Unfortunately, when she isn't playing bridge and gossiping about her memories, the playwright wastes energy on needless anecdotes and repackaged erotic love stories. A New York Times gangster-critic named Bugsy, no less, has been trashing Williams lately for playing the same old cabaret swan song for years now. A miffed Crisp, of course, knows how to play the offended Miss Shakespeare rather nicely.

As one character asks August early on, ''All you seem to do is talk around the subject, don’t you?'' This pointed question queers the evening far more persuasively than any creaky closet door could.

All of a sudden everything has to stop so we can hear some digressional, sound-alike monologues in the gay aether—coming from the unseen ghosts of Tallulah Bankhead and Norma Desmond, two Williams friends who otherwise don't figure in this play?

This old dramatic device just doesn't work anymore, feebly trying to recreate that famous ''double exposure'' effect, that refracting of the crummy past through the despicable present, that the playwright intends.
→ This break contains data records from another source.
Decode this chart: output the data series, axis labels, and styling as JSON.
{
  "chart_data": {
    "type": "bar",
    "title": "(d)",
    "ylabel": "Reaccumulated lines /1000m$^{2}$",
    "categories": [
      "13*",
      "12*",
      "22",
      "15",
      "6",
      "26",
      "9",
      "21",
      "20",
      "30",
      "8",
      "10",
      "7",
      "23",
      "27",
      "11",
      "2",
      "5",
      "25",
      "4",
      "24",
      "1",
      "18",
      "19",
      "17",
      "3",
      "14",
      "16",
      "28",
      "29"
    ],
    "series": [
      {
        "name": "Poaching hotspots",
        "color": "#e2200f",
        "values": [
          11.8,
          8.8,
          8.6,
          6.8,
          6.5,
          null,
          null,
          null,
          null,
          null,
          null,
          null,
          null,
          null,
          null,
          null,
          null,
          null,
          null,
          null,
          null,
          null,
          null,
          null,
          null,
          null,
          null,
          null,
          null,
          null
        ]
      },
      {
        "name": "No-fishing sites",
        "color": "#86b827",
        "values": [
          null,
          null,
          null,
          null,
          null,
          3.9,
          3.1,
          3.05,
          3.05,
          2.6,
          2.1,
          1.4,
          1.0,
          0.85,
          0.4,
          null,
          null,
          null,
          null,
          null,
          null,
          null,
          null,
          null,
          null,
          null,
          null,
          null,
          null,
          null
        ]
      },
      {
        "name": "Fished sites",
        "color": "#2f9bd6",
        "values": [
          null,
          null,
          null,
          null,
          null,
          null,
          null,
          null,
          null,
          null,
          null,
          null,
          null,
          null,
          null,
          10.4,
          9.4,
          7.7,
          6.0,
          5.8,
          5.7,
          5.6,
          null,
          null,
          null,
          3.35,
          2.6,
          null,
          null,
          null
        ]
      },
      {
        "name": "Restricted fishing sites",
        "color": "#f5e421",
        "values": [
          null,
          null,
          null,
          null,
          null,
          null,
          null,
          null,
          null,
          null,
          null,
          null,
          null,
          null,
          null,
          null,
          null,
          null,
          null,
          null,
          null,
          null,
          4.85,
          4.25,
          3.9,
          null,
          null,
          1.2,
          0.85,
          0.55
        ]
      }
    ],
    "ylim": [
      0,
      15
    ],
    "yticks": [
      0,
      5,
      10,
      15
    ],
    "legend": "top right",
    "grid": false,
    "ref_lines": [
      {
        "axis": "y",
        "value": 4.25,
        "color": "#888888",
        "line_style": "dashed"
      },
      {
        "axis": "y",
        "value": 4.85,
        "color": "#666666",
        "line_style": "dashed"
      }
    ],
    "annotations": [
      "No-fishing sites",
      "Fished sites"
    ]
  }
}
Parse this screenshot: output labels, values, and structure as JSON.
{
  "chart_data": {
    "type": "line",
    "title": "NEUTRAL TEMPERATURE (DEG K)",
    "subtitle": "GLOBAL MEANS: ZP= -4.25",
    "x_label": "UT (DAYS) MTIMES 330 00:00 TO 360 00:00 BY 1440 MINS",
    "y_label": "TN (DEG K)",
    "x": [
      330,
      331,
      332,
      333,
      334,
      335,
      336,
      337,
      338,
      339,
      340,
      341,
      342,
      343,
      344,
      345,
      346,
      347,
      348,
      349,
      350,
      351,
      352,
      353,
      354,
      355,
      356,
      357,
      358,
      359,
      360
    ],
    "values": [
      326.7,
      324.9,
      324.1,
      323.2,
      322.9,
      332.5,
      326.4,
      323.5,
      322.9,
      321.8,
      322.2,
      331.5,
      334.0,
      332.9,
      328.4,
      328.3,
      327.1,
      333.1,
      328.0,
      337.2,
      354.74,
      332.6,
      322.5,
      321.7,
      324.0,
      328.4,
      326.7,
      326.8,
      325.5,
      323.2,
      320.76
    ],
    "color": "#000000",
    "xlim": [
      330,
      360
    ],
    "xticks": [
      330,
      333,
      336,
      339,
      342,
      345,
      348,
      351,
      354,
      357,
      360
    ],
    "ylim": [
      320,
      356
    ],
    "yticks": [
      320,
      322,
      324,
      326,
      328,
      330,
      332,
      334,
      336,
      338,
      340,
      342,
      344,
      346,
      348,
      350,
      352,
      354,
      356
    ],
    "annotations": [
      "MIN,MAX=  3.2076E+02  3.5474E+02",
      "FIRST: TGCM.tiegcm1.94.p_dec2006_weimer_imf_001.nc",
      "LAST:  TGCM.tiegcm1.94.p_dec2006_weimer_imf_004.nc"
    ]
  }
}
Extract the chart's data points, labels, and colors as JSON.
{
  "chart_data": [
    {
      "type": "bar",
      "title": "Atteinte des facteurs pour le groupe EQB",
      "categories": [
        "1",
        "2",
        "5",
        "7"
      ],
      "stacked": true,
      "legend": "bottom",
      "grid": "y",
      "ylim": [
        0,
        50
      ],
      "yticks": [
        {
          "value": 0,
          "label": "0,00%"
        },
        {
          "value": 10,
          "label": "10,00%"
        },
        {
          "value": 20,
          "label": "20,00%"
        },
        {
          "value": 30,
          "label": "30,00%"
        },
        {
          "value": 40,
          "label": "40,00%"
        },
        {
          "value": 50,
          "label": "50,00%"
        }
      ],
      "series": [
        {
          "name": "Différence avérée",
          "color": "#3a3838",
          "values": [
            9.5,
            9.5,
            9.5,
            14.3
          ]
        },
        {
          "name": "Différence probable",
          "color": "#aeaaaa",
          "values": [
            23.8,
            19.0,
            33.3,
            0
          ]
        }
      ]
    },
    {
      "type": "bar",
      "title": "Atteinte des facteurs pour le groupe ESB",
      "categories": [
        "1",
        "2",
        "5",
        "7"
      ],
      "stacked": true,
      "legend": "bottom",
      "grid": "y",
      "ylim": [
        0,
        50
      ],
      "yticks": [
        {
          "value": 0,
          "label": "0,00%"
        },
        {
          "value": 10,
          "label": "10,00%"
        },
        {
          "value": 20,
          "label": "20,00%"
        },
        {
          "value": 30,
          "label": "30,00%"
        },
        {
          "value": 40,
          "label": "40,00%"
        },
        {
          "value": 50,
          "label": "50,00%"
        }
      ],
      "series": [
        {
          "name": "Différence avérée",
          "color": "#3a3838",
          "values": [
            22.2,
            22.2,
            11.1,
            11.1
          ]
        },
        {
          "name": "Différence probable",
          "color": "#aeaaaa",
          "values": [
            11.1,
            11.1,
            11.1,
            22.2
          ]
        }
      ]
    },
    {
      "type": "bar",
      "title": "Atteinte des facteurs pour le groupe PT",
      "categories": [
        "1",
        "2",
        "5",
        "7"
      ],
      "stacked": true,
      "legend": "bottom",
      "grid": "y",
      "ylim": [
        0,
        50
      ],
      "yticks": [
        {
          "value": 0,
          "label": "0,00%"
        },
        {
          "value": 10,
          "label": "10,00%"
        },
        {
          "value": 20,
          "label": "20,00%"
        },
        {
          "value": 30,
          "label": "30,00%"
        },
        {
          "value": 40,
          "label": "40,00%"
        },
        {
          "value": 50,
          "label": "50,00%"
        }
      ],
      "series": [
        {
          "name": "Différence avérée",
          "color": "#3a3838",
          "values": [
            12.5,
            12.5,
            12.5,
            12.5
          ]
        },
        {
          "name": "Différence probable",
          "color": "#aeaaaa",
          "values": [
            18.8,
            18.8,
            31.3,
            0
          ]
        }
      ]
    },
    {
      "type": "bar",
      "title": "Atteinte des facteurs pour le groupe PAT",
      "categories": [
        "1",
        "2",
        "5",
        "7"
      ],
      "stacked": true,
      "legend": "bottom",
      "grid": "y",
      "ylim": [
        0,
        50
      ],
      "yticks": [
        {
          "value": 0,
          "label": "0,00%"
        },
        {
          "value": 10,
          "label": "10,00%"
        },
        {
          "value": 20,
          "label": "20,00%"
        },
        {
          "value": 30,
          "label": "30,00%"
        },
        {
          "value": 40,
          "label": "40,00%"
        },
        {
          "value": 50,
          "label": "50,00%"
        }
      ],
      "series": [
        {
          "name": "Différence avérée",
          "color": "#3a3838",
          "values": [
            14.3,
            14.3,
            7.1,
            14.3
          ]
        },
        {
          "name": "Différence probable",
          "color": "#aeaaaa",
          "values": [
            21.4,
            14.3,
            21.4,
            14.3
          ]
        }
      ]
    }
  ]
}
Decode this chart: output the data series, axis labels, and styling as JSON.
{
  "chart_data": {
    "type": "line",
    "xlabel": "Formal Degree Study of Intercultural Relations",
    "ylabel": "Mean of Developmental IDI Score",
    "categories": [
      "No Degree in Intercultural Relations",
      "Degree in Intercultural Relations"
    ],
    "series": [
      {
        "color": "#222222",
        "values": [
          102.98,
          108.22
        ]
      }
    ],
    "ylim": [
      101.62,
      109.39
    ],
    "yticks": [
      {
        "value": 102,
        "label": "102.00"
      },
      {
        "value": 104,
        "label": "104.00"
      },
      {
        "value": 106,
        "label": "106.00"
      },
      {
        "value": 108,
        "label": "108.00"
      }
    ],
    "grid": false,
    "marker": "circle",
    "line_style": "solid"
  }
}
Mannered and dizzy in execution, this once supposedly lyrical technique has steadily devolved since ''The Glass Menagerie'' to become the playwright's favorite detour tactic for snotty critics and bored audiences.

Posing now as a new born-again playwright-heroine butching it up as a surviving, selfish realist - as a spiritual cousin to Stanley Kowalski – seems rather doomed from the start. Since Miss Crisp has never played the role of a defenseless martyr to illusions. Her version of Miss Williams has found a potential means for turning all her many shocking dramatic conflicts inside out. At the very least, it sets the stage for a powerful exorcism of Sebastian-esque chicken-jailbait guilt and shame. Smirk.

But the Sebastian Venable exorcism never happens - because the playwright can’t seem to keep her mind on the action. Without an Elizabeth Taylor fag hag to center the scene around a translucent one-piece bathing suit for the boyz of Fire Island to ogle at, well then what’s the point of continuing the effort to bring stream-of-consciousness to the stage?

It’s as if when Williams says that ''life finally seems to all occur at one time,'' then why keep dimming the lights so that she can enter a tacky trance and leap into a saccharine flashback or crummy forward? What happened to right now—when Chicken Tuna of the Sea is wiggling right there on the hook?

Kip is sexually inexperienced but he’s desperate for money – so that August can just about try any scheme, however manipulative and brutish, and could very well succeed in her effort to use, exploit and violate her precious prey. (Are the tough verbs uttered by Kip truly the playwright's own? Such rude hustler lingo and slutty slang certainly are sexually provocative and suggestive.)

When leering Tennessee Williams’ first attempts to put the make on getting the young dancer in her bedroom finally come down, the playwright's tone is embarrassingly tres breathy and much too Marilyn Monroe-esque. Instead the propositioning comes out like an overly sweet Miss Havisham’s enticement of a dumb naïve Pip - sheltered by an outdated Dickens romanticism.

Soon Miss Williams’ dialog tilts toward bitterness, once she comes to realize that Kip is no naïve, innocent Pip outta “Great Expectations.” Which puts Miss Williams into an old-fashioned déjà vu swoon full of the usual self-recriminations of a bitter old queen.